Human alcoholic tendencies go way back, as described in one of the most interesting paragraphs I've ever read in a scientific paper:

In the warm tropical climate of sub-Saharan Africa, where the human species emerged, sweet fruit slurries can achieve an alcoholic content of 5% or more. If early hominids were primarily fruit eaters, at least up until about 1–2 Mya, when they began focusing more on tubers and animal fat and protein, they can be expected to have adapted biologically. One result, among many, is that about 10% of the enzymes in the human liver, including alcohol dehydrogenase, function to generate energy from alcohol. The genetic underpinnings of the presumed early human penchant for alcoholic fruit compotes, according to the so-called ‘‘drunken monkey hypothesis’’, has been partly borne out by the diet of Malaysian tree shrews.

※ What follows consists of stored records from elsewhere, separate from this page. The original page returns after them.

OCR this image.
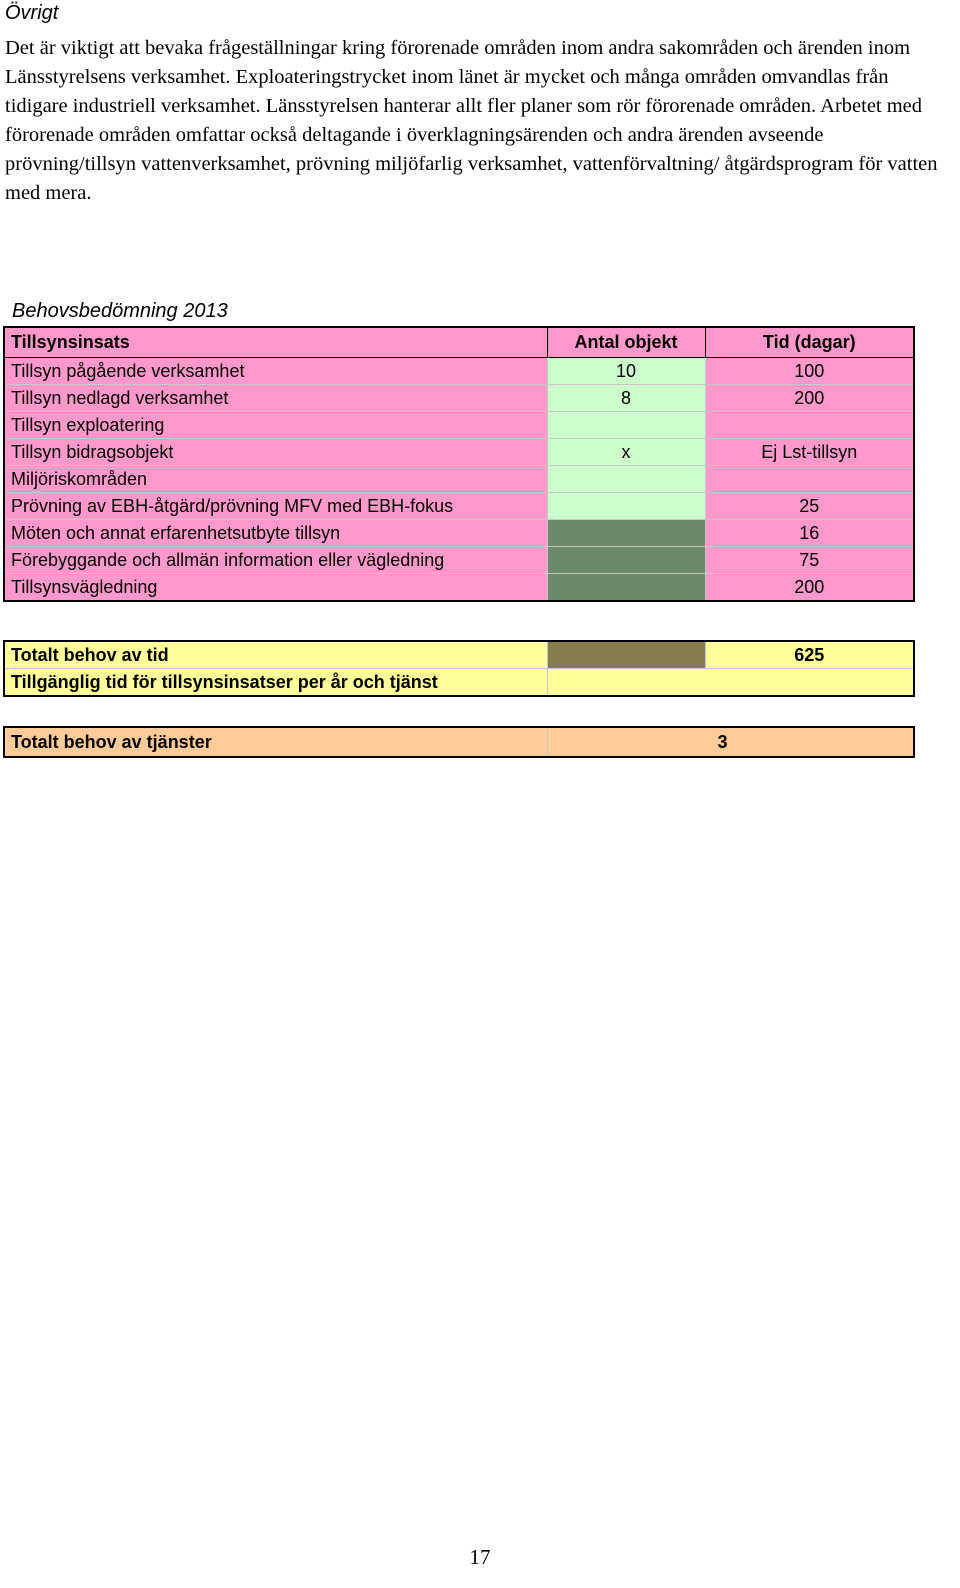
Övrigt

Det är viktigt att bevaka frågeställningar kring förorenade områden inom andra sakområden och ärenden inom Länsstyrelsens verksamhet. Exploateringstrycket inom länet är mycket och många områden omvandlas från tidigare industriell verksamhet. Länsstyrelsen hanterar allt fler planer som rör förorenade områden. Arbetet med förorenade områden omfattar också deltagande i överklagningsärenden och andra ärenden avseende prövning/tillsyn vattenverksamhet, prövning miljöfarlig verksamhet, vattenförvaltning/ åtgärdsprogram för vatten med mera.

Behovsbedömning 2013
Tillsynsinsats	Antal objekt	Tid (dagar)
Tillsyn pågående verksamhet	10	100
Tillsyn nedlagd verksamhet	8	200
Tillsyn exploatering		
Tillsyn bidragsobjekt	x	Ej Lst-tillsyn
Miljöriskområden		
Prövning av EBH-åtgärd/prövning MFV med EBH-fokus		25
Möten och annat erfarenhetsutbyte tillsyn		16
Förebyggande och allmän information eller vägledning		75
Tillsynsvägledning		200
Totalt behov av tid		625
Tillgänglig tid för tillsynsinsatser per år och tjänst		
Totalt behov av tjänster	3
17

These nocturnal animals, which belong to a family believed to be ancestral to all living primates from more than 55 Mya ago, spend their nights feasting year-round on a frothy strong-scented palm ‘‘wine,’’ with an alcoholic content as high as 3.8%.

From Ancient Egyptian Herbal Wines, by Patrick McGovern, Armen Mirzoian, and Gretchen Hall, in a collaboration between the University of Pennsylvania and the US Treasury.